Before finishing college, I met one of the best female blues singers in Greece (IMHO) ; Jenny Kapadaee. I was blessed by the gift of her voice in my own first song, made, and sound produced by me.
It was too early for me to sing back then. Some years after I ended my army duties In April 2002 I did my first attemt in a 65% country/western song named "Travelling a 1000 miles" which I copyrighted and recorded at Vangelis Yalamas's Fragile studio with me singing playing the harp and sliding the guitar. 2003 and I recorded a classic chicago style slow electric blues song of mine named "Thinking of you" , which I also copyrighted and made a good recording out of it when besides singing, I played the sax for the first time in a recording. 2004 and the country roots from my blues started jumping out when an old friend Adam was convinced to sing and one of the greatest guitarists in Greece Nick Taliadouros joined in a terrific solo of my uplifting song "Blue Horse Jim". After that I have made a lot of searching with my voice as I am not keen on studying music in the classic way of studying, rather going through the JAM route.

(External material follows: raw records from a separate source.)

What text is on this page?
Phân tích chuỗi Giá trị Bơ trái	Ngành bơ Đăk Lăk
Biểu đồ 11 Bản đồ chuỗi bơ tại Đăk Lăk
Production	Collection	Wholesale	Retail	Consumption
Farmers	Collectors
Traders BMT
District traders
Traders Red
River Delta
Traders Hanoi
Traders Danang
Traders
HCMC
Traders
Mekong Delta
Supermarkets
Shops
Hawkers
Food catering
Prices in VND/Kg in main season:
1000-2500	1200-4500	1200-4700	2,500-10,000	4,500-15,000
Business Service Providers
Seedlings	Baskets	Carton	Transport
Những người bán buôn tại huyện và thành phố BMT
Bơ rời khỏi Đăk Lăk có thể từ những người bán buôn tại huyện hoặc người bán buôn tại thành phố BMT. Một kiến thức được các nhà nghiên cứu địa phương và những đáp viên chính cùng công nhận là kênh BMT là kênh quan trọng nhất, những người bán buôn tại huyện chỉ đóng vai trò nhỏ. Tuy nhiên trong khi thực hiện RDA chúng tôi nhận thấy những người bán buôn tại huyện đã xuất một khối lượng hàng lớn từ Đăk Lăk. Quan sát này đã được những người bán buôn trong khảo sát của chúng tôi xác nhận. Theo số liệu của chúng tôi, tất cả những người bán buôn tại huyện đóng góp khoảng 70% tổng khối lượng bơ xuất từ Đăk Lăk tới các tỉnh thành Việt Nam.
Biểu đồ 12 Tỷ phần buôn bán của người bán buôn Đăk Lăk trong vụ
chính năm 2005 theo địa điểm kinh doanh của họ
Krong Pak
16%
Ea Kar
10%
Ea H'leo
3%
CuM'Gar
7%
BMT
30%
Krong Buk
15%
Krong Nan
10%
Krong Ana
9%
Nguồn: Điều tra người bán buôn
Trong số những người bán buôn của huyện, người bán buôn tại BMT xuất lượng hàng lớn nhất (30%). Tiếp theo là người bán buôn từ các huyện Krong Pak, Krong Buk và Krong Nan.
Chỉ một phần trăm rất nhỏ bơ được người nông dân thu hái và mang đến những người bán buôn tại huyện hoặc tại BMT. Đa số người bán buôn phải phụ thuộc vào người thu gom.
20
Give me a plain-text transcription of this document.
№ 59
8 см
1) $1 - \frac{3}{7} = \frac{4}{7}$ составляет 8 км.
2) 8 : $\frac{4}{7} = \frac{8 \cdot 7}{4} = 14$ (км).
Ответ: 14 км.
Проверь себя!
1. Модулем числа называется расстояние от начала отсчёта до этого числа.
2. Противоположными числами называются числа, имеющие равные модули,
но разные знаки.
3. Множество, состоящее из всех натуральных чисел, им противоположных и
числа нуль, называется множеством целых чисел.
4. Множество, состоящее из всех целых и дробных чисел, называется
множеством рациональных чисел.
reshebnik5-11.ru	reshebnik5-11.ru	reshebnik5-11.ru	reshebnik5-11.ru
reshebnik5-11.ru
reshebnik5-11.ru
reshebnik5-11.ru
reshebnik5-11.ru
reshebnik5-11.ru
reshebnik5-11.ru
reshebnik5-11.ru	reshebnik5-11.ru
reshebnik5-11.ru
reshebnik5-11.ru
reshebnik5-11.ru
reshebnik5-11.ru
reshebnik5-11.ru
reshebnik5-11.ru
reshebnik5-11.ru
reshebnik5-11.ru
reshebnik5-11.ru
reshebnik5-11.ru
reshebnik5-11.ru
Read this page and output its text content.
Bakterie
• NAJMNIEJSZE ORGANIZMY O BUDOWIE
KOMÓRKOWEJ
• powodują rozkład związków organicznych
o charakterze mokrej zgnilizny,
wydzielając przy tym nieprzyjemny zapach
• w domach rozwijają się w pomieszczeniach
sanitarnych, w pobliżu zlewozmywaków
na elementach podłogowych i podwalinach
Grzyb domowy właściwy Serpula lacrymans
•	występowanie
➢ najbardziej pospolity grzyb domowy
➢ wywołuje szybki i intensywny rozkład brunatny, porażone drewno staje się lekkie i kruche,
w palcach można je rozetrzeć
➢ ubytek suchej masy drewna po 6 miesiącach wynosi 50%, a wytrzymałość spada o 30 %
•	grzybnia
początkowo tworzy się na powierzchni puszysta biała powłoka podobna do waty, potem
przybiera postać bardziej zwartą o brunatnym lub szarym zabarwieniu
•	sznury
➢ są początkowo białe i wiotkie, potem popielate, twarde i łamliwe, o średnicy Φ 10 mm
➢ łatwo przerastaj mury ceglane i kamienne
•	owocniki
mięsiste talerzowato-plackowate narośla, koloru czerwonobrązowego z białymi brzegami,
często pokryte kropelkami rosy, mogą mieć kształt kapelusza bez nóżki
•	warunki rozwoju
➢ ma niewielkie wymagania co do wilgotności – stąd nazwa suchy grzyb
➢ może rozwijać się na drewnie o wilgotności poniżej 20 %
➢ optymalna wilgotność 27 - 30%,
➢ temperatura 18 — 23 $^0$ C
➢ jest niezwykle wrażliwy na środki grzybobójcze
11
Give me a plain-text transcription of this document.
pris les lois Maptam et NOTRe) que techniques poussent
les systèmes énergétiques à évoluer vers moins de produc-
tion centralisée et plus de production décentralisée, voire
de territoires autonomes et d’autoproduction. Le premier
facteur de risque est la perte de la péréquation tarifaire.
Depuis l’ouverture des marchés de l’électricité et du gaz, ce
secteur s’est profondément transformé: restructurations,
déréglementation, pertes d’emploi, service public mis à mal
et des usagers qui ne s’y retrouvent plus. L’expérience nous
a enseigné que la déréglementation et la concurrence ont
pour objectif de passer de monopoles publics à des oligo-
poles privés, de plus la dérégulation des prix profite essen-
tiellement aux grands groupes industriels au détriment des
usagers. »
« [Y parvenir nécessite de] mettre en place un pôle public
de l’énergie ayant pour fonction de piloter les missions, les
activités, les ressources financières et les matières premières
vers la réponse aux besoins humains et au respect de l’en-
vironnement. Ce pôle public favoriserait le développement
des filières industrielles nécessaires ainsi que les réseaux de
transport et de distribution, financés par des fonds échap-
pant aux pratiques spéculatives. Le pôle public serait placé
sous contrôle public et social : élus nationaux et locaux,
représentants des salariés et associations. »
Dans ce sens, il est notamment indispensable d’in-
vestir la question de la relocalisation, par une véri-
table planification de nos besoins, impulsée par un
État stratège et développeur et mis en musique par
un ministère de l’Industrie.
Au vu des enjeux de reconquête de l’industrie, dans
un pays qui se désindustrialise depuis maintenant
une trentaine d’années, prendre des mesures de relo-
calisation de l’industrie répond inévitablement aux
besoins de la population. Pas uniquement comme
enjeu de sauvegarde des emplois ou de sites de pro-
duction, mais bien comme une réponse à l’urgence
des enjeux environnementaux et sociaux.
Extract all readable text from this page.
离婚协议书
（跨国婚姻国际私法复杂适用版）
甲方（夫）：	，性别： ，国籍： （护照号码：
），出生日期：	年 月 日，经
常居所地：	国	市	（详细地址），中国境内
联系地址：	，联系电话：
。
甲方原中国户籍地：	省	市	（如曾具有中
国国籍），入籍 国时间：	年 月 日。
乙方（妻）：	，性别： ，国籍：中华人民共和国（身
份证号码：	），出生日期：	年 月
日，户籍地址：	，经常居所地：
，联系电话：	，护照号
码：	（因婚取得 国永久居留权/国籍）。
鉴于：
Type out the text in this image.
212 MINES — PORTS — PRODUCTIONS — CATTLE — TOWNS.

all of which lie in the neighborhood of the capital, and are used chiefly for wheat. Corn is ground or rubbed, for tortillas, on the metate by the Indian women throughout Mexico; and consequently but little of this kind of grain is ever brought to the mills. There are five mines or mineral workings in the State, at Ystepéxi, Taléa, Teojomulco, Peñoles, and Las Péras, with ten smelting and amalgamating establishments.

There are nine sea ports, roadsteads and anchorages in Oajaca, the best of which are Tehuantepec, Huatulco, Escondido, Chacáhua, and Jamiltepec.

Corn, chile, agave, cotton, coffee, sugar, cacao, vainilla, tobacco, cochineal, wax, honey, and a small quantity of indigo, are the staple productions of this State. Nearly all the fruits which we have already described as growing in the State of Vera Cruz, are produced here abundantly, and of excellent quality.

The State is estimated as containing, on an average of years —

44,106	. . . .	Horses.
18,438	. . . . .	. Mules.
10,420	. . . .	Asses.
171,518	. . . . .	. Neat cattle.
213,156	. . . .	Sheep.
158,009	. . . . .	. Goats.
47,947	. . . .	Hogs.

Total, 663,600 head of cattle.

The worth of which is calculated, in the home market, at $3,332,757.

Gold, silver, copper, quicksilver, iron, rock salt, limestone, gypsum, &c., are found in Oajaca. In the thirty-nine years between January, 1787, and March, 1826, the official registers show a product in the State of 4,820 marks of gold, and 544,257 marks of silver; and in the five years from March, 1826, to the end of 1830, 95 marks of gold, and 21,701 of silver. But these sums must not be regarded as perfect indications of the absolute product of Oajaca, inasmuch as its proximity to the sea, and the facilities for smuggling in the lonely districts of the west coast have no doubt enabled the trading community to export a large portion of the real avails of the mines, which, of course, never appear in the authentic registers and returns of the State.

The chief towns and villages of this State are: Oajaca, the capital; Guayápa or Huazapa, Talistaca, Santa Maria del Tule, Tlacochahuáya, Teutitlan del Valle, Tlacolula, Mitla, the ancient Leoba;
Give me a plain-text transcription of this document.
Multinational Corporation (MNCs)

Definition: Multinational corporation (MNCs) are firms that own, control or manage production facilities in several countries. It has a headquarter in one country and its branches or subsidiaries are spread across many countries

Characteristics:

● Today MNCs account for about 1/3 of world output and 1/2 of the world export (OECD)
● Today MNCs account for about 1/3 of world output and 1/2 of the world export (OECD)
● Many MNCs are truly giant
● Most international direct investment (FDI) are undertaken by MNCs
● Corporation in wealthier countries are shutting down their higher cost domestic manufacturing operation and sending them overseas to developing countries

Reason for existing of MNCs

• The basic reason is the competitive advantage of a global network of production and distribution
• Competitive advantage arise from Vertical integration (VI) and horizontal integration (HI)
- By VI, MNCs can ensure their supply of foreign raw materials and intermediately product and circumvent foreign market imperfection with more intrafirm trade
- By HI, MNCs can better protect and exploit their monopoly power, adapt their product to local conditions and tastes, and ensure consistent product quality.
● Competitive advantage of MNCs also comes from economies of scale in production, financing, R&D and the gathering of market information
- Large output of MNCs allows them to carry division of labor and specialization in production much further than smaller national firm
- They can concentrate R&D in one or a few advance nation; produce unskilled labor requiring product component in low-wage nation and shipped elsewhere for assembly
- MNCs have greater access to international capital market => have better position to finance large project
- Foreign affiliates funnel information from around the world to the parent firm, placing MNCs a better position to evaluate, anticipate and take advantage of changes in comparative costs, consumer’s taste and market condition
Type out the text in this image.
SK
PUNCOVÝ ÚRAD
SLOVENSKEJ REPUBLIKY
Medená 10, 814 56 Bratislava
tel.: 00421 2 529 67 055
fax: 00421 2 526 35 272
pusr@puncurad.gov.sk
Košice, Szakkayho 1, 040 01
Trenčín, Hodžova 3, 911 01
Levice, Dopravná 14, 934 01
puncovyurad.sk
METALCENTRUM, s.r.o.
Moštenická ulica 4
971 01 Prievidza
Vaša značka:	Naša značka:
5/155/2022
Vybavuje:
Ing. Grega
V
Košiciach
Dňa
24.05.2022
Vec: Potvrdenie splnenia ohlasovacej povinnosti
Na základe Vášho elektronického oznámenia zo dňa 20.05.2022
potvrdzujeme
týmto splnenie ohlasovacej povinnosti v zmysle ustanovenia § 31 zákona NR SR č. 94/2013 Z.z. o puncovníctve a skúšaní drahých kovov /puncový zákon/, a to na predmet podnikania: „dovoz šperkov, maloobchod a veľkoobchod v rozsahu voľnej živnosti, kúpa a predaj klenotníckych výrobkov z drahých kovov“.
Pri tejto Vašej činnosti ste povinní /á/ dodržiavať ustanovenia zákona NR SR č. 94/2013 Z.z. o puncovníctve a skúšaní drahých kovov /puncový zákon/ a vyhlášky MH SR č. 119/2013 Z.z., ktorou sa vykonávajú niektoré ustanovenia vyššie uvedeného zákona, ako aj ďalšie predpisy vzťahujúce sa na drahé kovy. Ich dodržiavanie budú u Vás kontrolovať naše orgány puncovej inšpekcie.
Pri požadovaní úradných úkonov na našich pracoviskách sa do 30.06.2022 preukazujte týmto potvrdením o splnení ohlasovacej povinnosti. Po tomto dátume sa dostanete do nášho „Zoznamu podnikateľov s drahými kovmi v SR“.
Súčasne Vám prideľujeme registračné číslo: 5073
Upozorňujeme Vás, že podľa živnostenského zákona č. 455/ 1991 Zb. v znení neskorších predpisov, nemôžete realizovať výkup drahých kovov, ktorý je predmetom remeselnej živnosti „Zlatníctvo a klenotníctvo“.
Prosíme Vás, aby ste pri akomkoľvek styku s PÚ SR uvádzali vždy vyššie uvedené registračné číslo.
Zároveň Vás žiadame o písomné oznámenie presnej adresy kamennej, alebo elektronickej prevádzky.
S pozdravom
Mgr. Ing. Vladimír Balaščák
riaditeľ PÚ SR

After trying a while to get a decent gig after a lot of studio rehersals and hours, all of the groups I joined kept breaking up due to differences of sound opinions, female keyboard player falling in love with the male drummer of another group, or solos being too long etc.
The last one I tried to stay out by not playing any instrument and just singing. It was all the other people finding out they could not stick to a solid playlist for the gig as everybody wanted other stuff to play with other influences.
Today you may find me jamming with other blues musicians, or just hanging out with blues friends around the world.